The perennially playoff-bound front office executive had a similar impression.

"They didn't put much structure in place there," he said. "That's the problem with an approach like that, when your decisions are based strictly on numbers. You're not evaluating culture and character. There's so much that has to be handled when your team is that young. You've got to have support that's beyond the wheelhouse—personal development, professional development, familial management."

Those close to Hinkie say he purposely kept agents—and even some players—at arm's length. Getting close to players on a roster constantly being reshuffled would've been pointless, if not emotionally draining. The 76ers' wealth of cap space, meanwhile, would've made it easy for agents to use them as leverage in contract negotiations elsewhere. However, Hinkie didn't want to allow that because questions eventually would arise about why the Sixers weren't landing any of their supposed free-agent targets.

"Agents would complain to me all the time, 'We only have a 29-team market,' because Sam was not looking to spend any money," a second Western Conference GM said.

Hinkie also aggravated agents by introducing a novel approach to contracts for second-round picks and free agents—multiyear, partially guaranteed deals. The idea from Hinkie's end was to trade the allure of longer-term security for fringe players while keeping the risk factor for the team manageable.

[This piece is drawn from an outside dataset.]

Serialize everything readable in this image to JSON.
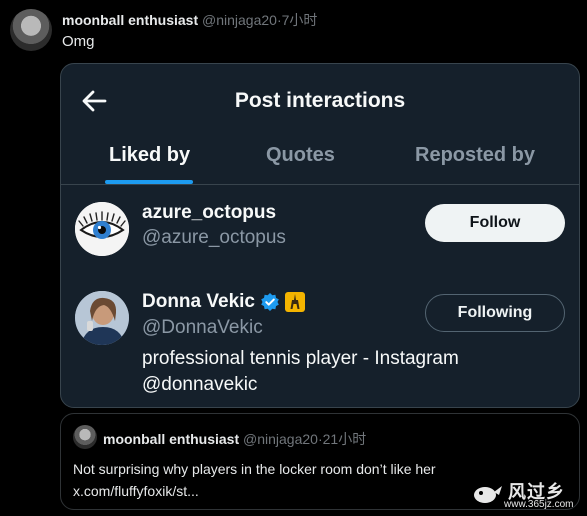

At times, that hurt Hinkie and the 76ers with agents miffed by this new negotiating ploy. Some paid him back by refusing to share information with him or provide access to their players, no matter where they were expected to fall in the draft. Porzingis' refusal to visit or work out for Philly is one example; league sources say Hinkie also didn't have full access to Okafor's medical records prior to drafting him.

"The environment was so toxic that agents, schools and teams wanted nothing to do with him," the second Western Conference GM said.

Executives who have spent time with Hinkie insist he was aloof by choice, not by nature.

"Sam could've helped himself by cultivating relationships," the first Western Conference GM said. "He has more personality than the public really knows."

While Hinkie offered a glimpse of that personality in his resignation letter, he didn't win many converts to his ways. One owner of an Eastern Conference team said the letter—which was not intended to be shared publicly—damaged Hinkie's chances of being hired to run a franchise again as much as anything he did while with with the Sixers.

"Once you stockpiled all those talented players, was Sam capable of flipping the switch and becoming a real GM?" the second Western Conference GM asked. "Because you don't hire the demolitionist to do the remodel. Those are two different jobs with two different skill sets."
 
LeBron to Denver for Murray Jokic and Morris. Asides from the Nuggets, who says no?
 
Anyone who watched the 76ers before the 2013-14 season knows exactly why the Process had to happen. The Sixers were in danger of being a middling team for the next decade. Our best players were Jrue Holiday and Thaddeus Young. My homie nicknamed them the Philadelphia First-Round Exits.

Slandering the Process was low hanging fruit for the national media. Most true Sixers fans were knowledgeable enough to understand what was going on because they understood the alternative was no big name free agents and middle of the road draft picks. As someone said before, the only reason it lasted as long as it did was because of injuries.

Bottom line: The Sixers are one game away from the ECF because of the Process. Orlando, Phoenix, Minnesota, New York, Los Angeles, Sacramento, all teams who were bad in that time period are sitting at home. Say whatever you want about it, but it put the Sixers in a better place than they would have been. Slandering the Process is a bad take by short-sighted people and weirdo basketball purists.